From the first when Judea had a Roman governor, Jewish resistance groups formed. Judas the Galilean incited a revolt against the Roman occupiers. While unsuccessful, a political party called the Zealots began due to his efforts. This group prized liberty above all else and only recognized God as their true ruler. Notably, during 26–41 CE, outrage against the Romans was often nonviolent. You might imagine the sentiments of Jews during this period, but it was then that John arose on the scene.  

John came preaching a baptism (cf. Luke 24:47; Acts 2:38) of repentance in preparation for the kingdom of God denoted an eschatological message, but Josephus saw it as something more than that by not relaying to baptism the mere washing of the filth from the flesh (cf. 1 Peter 3:21). 

…for that the washing would be acceptable to [God], if they made use of it, not in order to the putting away of some sins but for the purification of the body; supposing still that the soul was thoroughly purified beforehand by righteousness. (Antiq. 18.5.2) 

People came from Judea and Jerusalem to receive baptism at the Jordan River. It may be that the two thieves on the cross were among this crowd. However, John’s baptism differs from Jesus’s (Acts 19:1–5). Jewish baptism differed from John’s in some measure. Yet, what may have been difficult for some religious leaders was how John used baptism because the symbolism of the baptism was the final of three steps for Gentiles to convert to Judaism. Since Jews were rather proud of their national identity and heritage, the religious leaders might not have been as keen on John’s baptism. Repentance, as defined, should be thought of as a change of mind and, therefore, of actions. The purpose of the baptism was for conversion after one repented.
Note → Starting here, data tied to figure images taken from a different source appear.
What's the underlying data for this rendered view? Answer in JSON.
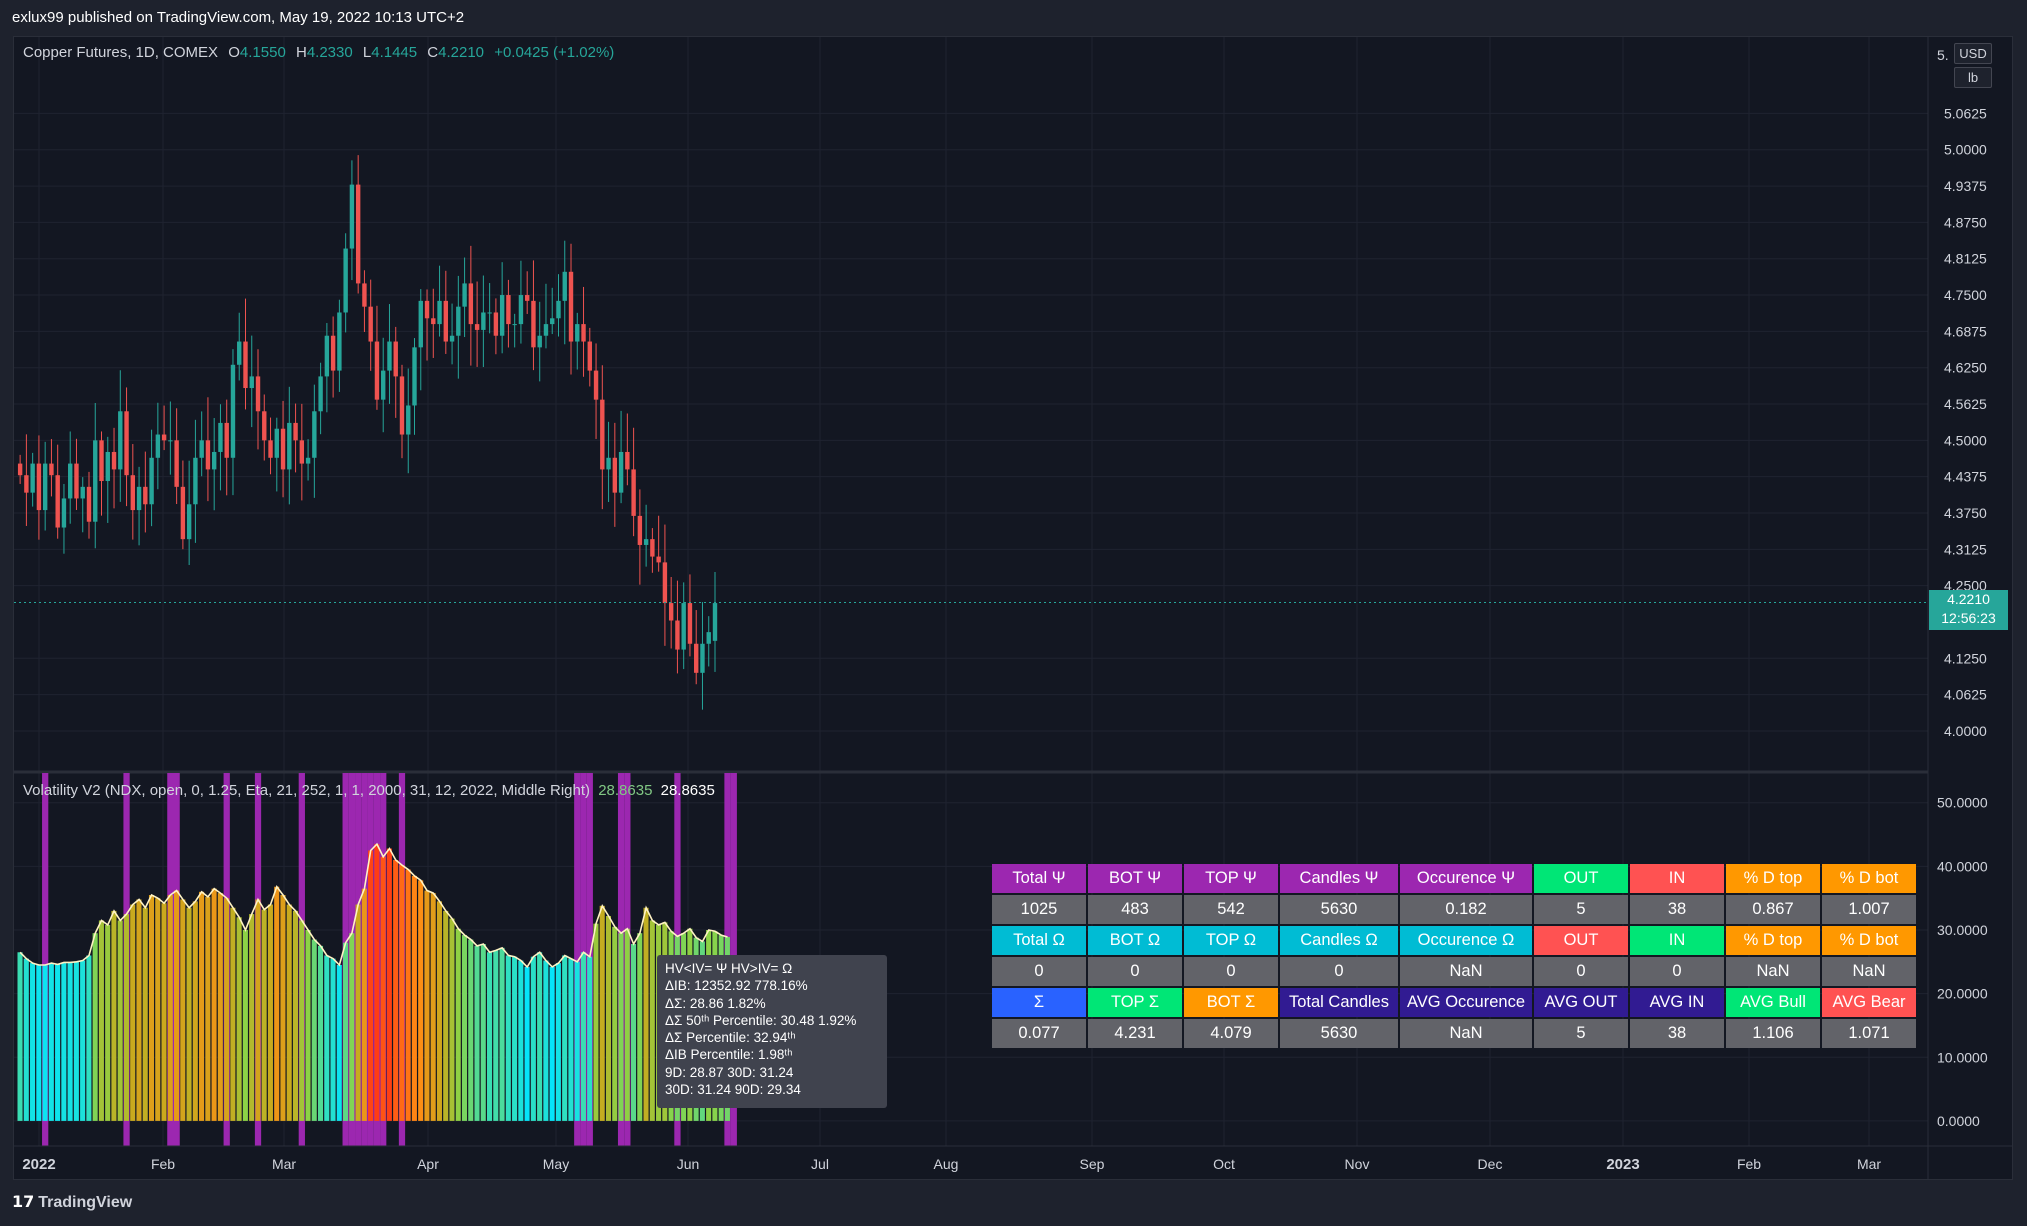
{
  "header": {
    "published": "exlux99 published on TradingView.com, May 19, 2022 10:13 UTC+2"
  },
  "footer": {
    "logo": "𝟭𝟳",
    "brand": "TradingView"
  },
  "main_legend": {
    "symbol": "Copper Futures, 1D, COMEX",
    "o_label": "O",
    "o_value": "4.1550",
    "h_label": "H",
    "h_value": "4.2330",
    "l_label": "L",
    "l_value": "4.1445",
    "c_label": "C",
    "c_value": "4.2210",
    "change": "+0.0425 (+1.02%)"
  },
  "indicator_legend": {
    "name": "Volatility V2 (NDX, open, 0, 1.25, Eta, 21, 252, 1, 1, 2000, 31, 12, 2022, Middle Right)",
    "value1": "28.8635",
    "value2": "28.8635"
  },
  "price_tag": {
    "price": "4.2210",
    "countdown": "12:56:23"
  },
  "unit_badges": {
    "currency": "USD",
    "unit": "lb",
    "partial_label": "5."
  },
  "tooltip": {
    "lines": [
      "HV<IV= Ψ  HV>IV= Ω",
      "ΔIB: 12352.92  778.16%",
      "ΔΣ: 28.86  1.82%",
      "ΔΣ 50ᵗʰ Percentile: 30.48  1.92%",
      "ΔΣ Percentile: 32.94ᵗʰ",
      "ΔIB Percentile: 1.98ᵗʰ",
      "9D: 28.87  30D: 31.24",
      "30D: 31.24  90D: 29.34"
    ]
  },
  "table": {
    "rows": [
      [
        {
          "t": "Total Ψ",
          "bg": "#9c27b0"
        },
        {
          "t": "BOT Ψ",
          "bg": "#9c27b0"
        },
        {
          "t": "TOP Ψ",
          "bg": "#9c27b0"
        },
        {
          "t": "Candles Ψ",
          "bg": "#9c27b0"
        },
        {
          "t": "Occurence Ψ",
          "bg": "#9c27b0"
        },
        {
          "t": "OUT",
          "bg": "#00e676"
        },
        {
          "t": "IN",
          "bg": "#ff5252"
        },
        {
          "t": "% D top",
          "bg": "#ff9800"
        },
        {
          "t": "% D bot",
          "bg": "#ff9800"
        }
      ],
      [
        {
          "t": "1025"
        },
        {
          "t": "483"
        },
        {
          "t": "542"
        },
        {
          "t": "5630"
        },
        {
          "t": "0.182"
        },
        {
          "t": "5"
        },
        {
          "t": "38"
        },
        {
          "t": "0.867"
        },
        {
          "t": "1.007"
        }
      ],
      [
        {
          "t": "Total Ω",
          "bg": "#00bcd4"
        },
        {
          "t": "BOT Ω",
          "bg": "#00bcd4"
        },
        {
          "t": "TOP Ω",
          "bg": "#00bcd4"
        },
        {
          "t": "Candles Ω",
          "bg": "#00bcd4"
        },
        {
          "t": "Occurence Ω",
          "bg": "#00bcd4"
        },
        {
          "t": "OUT",
          "bg": "#ff5252"
        },
        {
          "t": "IN",
          "bg": "#00e676"
        },
        {
          "t": "% D top",
          "bg": "#ff9800"
        },
        {
          "t": "% D bot",
          "bg": "#ff9800"
        }
      ],
      [
        {
          "t": "0"
        },
        {
          "t": "0"
        },
        {
          "t": "0"
        },
        {
          "t": "0"
        },
        {
          "t": "NaN"
        },
        {
          "t": "0"
        },
        {
          "t": "0"
        },
        {
          "t": "NaN"
        },
        {
          "t": "NaN"
        }
      ],
      [
        {
          "t": "Σ",
          "bg": "#2962ff"
        },
        {
          "t": "TOP Σ",
          "bg": "#00e676"
        },
        {
          "t": "BOT Σ",
          "bg": "#ff9800"
        },
        {
          "t": "Total Candles",
          "bg": "#311b92"
        },
        {
          "t": "AVG Occurence",
          "bg": "#311b92"
        },
        {
          "t": "AVG OUT",
          "bg": "#311b92"
        },
        {
          "t": "AVG IN",
          "bg": "#311b92"
        },
        {
          "t": "AVG Bull",
          "bg": "#00e676"
        },
        {
          "t": "AVG Bear",
          "bg": "#ff5252"
        }
      ],
      [
        {
          "t": "0.077"
        },
        {
          "t": "4.231"
        },
        {
          "t": "4.079"
        },
        {
          "t": "5630"
        },
        {
          "t": "NaN"
        },
        {
          "t": "5"
        },
        {
          "t": "38"
        },
        {
          "t": "1.106"
        },
        {
          "t": "1.071"
        }
      ]
    ]
  },
  "chart_data": [
    {
      "type": "candlestick",
      "title": "Copper Futures, 1D, COMEX",
      "x_axis_labels": [
        "2022",
        "Feb",
        "Mar",
        "Apr",
        "May",
        "Jun",
        "Jul",
        "Aug",
        "Sep",
        "Oct",
        "Nov",
        "Dec",
        "2023",
        "Feb",
        "Mar"
      ],
      "y_tick_labels": [
        "5.0625",
        "5.0000",
        "4.9375",
        "4.8750",
        "4.8125",
        "4.7500",
        "4.6875",
        "4.6250",
        "4.5625",
        "4.5000",
        "4.4375",
        "4.3750",
        "4.3125",
        "4.2500",
        "4.1250",
        "4.0625",
        "4.0000"
      ],
      "ylim": [
        3.95,
        5.12
      ],
      "last_price": 4.221,
      "colors": {
        "up": "#26a69a",
        "down": "#ef5350"
      },
      "series": [
        {
          "name": "close",
          "values": [
            4.44,
            4.41,
            4.46,
            4.38,
            4.46,
            4.44,
            4.35,
            4.4,
            4.46,
            4.4,
            4.42,
            4.36,
            4.5,
            4.43,
            4.48,
            4.45,
            4.55,
            4.44,
            4.38,
            4.42,
            4.39,
            4.47,
            4.51,
            4.5,
            4.5,
            4.42,
            4.33,
            4.39,
            4.47,
            4.5,
            4.45,
            4.48,
            4.53,
            4.47,
            4.63,
            4.67,
            4.59,
            4.61,
            4.55,
            4.5,
            4.47,
            4.52,
            4.45,
            4.53,
            4.5,
            4.46,
            4.47,
            4.55,
            4.61,
            4.68,
            4.62,
            4.72,
            4.83,
            4.94,
            4.77,
            4.73,
            4.67,
            4.57,
            4.62,
            4.67,
            4.61,
            4.51,
            4.56,
            4.66,
            4.74,
            4.71,
            4.7,
            4.74,
            4.67,
            4.68,
            4.73,
            4.77,
            4.7,
            4.69,
            4.72,
            4.72,
            4.68,
            4.75,
            4.7,
            4.7,
            4.75,
            4.74,
            4.66,
            4.68,
            4.7,
            4.71,
            4.74,
            4.79,
            4.67,
            4.7,
            4.67,
            4.62,
            4.57,
            4.45,
            4.47,
            4.41,
            4.48,
            4.45,
            4.37,
            4.32,
            4.33,
            4.3,
            4.29,
            4.22,
            4.19,
            4.14,
            4.22,
            4.15,
            4.1,
            4.15,
            4.17,
            4.22
          ]
        }
      ]
    },
    {
      "type": "area",
      "title": "Volatility V2 (NDX, open, 0, 1.25, Eta, 21, 252, 1, 1, 2000, 31, 12, 2022, Middle Right)",
      "y_tick_labels": [
        "50.0000",
        "40.0000",
        "30.0000",
        "20.0000",
        "10.0000",
        "0.0000"
      ],
      "ylim": [
        -3,
        52
      ],
      "last_value": 28.8635,
      "series": [
        {
          "name": "volatility",
          "values": [
            26.5,
            25.5,
            24.8,
            24.5,
            24.5,
            24.8,
            24.6,
            24.9,
            24.9,
            25.0,
            25.2,
            26.0,
            29.5,
            31.5,
            30.8,
            33.0,
            31.5,
            32.5,
            34.0,
            34.8,
            33.5,
            35.5,
            35.0,
            34.2,
            35.5,
            36.2,
            34.8,
            33.5,
            34.5,
            36.0,
            35.2,
            36.5,
            35.8,
            35.0,
            33.5,
            32.0,
            30.0,
            32.5,
            34.8,
            33.2,
            34.0,
            36.8,
            35.5,
            34.0,
            33.0,
            31.5,
            30.0,
            28.5,
            27.5,
            26.0,
            25.5,
            24.5,
            28.0,
            29.5,
            34.0,
            36.5,
            42.5,
            43.5,
            41.5,
            42.8,
            41.0,
            40.2,
            39.5,
            38.5,
            37.8,
            36.2,
            35.8,
            34.5,
            33.0,
            31.8,
            30.2,
            29.2,
            28.5,
            27.5,
            27.8,
            26.5,
            26.8,
            27.2,
            26.0,
            25.8,
            25.2,
            24.2,
            25.8,
            26.5,
            25.2,
            24.2,
            24.8,
            26.0,
            25.5,
            25.0,
            26.5,
            25.8,
            31.0,
            33.8,
            32.2,
            30.5,
            29.5,
            30.2,
            27.8,
            29.5,
            33.5,
            31.5,
            30.8,
            31.2,
            29.8,
            29.0,
            29.5,
            30.2,
            28.8,
            28.2,
            30.0,
            29.8,
            29.2,
            28.9
          ]
        }
      ],
      "highlight_bar_indices": [
        4,
        17,
        24,
        25,
        33,
        38,
        45,
        52,
        53,
        54,
        55,
        56,
        57,
        58,
        61,
        89,
        90,
        91,
        96,
        97,
        105,
        113,
        114
      ]
    }
  ]
}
Isaiah 40:3 to describe John was precisely how the Essenes used the passage to prefigure the preparation of the coming Messiah (1QS 8.12–14). John prepared for Jesus by reconciling God’s people to the Lord (cf. Mal. 4:6). That John came as a herald was customary when preparing the way for the king (cf. Iliad 1.376–94, 2.59). Luke used a more extended version of this passage than the other Gospel writers. What likely led Luke to use the more extended version by using “every” and “all flesh.”

John’s depicted as the new Elijah, Israel’s greatest prophet (Matt. 3:4; Mark 1:6; cf. 2 Kings 1:8). Elijah, like John, wore simple clothing, ate simple food, delivered a message to God’s nation, and had a significant female enemy. Yet, he unabashedly gave the word of the Lord to Israel. In the end, it resulted in his death. Before then, however, he would see and baptize the Christ whose way he proclaimed.